There are many reasons why knowing when to use modifier PD is confusing. Knowing when to use modifier PD is hard since the charges and billing, and seeing the patient happen at different points in time, says Monica Gourley, CCS, HCS-D, clinic coder at Klickitat Valley Health Services in Goldendale, Wash.

Linda Eickmann Duckworth, CHC, CPC, managing consultant and compliance officer at Medical Revenue Solutions, LLC in Oak Grove, Mo., says you need to ask yourself the following questions:

  • Are we a wholly-owned or operated entity? If not, there is no need for modifier PD.
  • What qualifies as non-diagnostic item or service? If your facility is wholly-owned but there was no diagnostic or non-diagnostic service prior to admission, you don’t need a modifier.
  • Do we have technical and professional components? If the diagnostic procedure or service can be broken down into technical and professional components, you will report only the professional with modifier 26 (Professional component) and then attach modifier PD, Duckworth explains. The clinic will report the technical component with modifier TC (Technical component).
  • Can we determine what patients we admitted in the three-day payment window? If you have patient admissions after a physician provides diagnostic services, you now need to refer to your records to identify the patients that fall in the three-day window.
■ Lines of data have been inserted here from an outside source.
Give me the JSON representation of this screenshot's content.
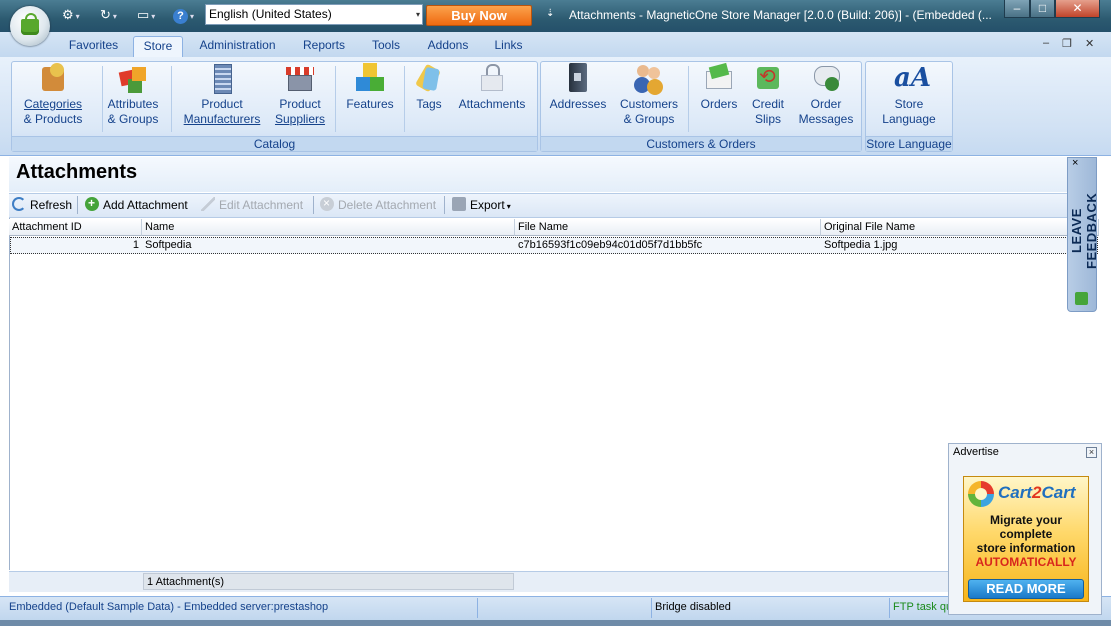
{
  "window": {
    "title": "Attachments - MagneticOne Store Manager [2.0.0 (Build: 206)] - (Embedded (...",
    "language": "English (United States)",
    "buy_now": "Buy Now",
    "minimize": "–",
    "maximize": "□",
    "close": "✕"
  },
  "quick_access": {
    "settings_icon": "⚙",
    "sync_icon": "↻",
    "windows_icon": "▭",
    "help_icon": "?",
    "caret": "▾",
    "title_dropdown": "⇣"
  },
  "menu": {
    "tabs": [
      "Favorites",
      "Store",
      "Administration",
      "Reports",
      "Tools",
      "Addons",
      "Links"
    ],
    "active": "Store",
    "mdi_minimize": "–",
    "mdi_restore": "❐",
    "mdi_close": "✕"
  },
  "ribbon": {
    "catalog": {
      "label": "Catalog",
      "items": [
        {
          "line1": "Categories",
          "line2": "& Products"
        },
        {
          "line1": "Attributes",
          "line2": "& Groups"
        },
        {
          "line1": "Product",
          "line2": "Manufacturers"
        },
        {
          "line1": "Product",
          "line2": "Suppliers"
        },
        {
          "line1": "Features",
          "line2": ""
        },
        {
          "line1": "Tags",
          "line2": ""
        },
        {
          "line1": "Attachments",
          "line2": ""
        }
      ]
    },
    "customers_orders": {
      "label": "Customers & Orders",
      "items": [
        {
          "line1": "Addresses",
          "line2": ""
        },
        {
          "line1": "Customers",
          "line2": "& Groups"
        },
        {
          "line1": "Orders",
          "line2": ""
        },
        {
          "line1": "Credit",
          "line2": "Slips"
        },
        {
          "line1": "Order",
          "line2": "Messages"
        }
      ]
    },
    "store_language": {
      "label": "Store Language",
      "icon_glyph": "aA",
      "items": [
        {
          "line1": "Store",
          "line2": "Language"
        }
      ]
    }
  },
  "page": {
    "title": "Attachments"
  },
  "toolbar": {
    "refresh": "Refresh",
    "add": "Add Attachment",
    "edit": "Edit Attachment",
    "delete": "Delete Attachment",
    "export": "Export",
    "export_caret": "▾"
  },
  "grid": {
    "columns": [
      "Attachment ID",
      "Name",
      "File Name",
      "Original File Name"
    ],
    "rows": [
      {
        "id": "1",
        "name": "Softpedia",
        "file_name": "c7b16593f1c09eb94c01d05f7d1bb5fc",
        "original_file_name": "Softpedia 1.jpg"
      }
    ],
    "summary": "1 Attachment(s)"
  },
  "status": {
    "connection": "Embedded (Default Sample Data) - Embedded server:prestashop",
    "bridge": "Bridge disabled",
    "ftp": "FTP task qu"
  },
  "feedback": {
    "label": "LEAVE FEEDBACK",
    "close": "×"
  },
  "advertise": {
    "title": "Advertise",
    "close": "×",
    "brand_a": "Cart",
    "brand_b": "2",
    "brand_c": "Cart",
    "line1": "Migrate your",
    "line2": "complete",
    "line3": "store information",
    "line4": "AUTOMATICALLY",
    "button": "READ MORE"
  },
  "colors": {
    "accent_orange": "#ef6a10",
    "ribbon_text": "#15428b",
    "status_green": "#1a8a1a"
  }
}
Example: On Monday, a physician sends a Medicare patient into your hospital-owned clinic requesting a chest x-ray (71020, Radiologic examination, chest, 2 views, frontal and lateral). Findings prompt the doctor to admit the patient into the clinic on Tuesday. The admission was within the three-day window, so you would report 71020-TC-PD.

Pointer: When claims include modifier PD, CMS will pay:

  • Only for the profession component on codes with a technical/professional split that your physician provides in the three-day payment window (or sometimes one day)
  • The facility rate for service codes without a technical/professional split.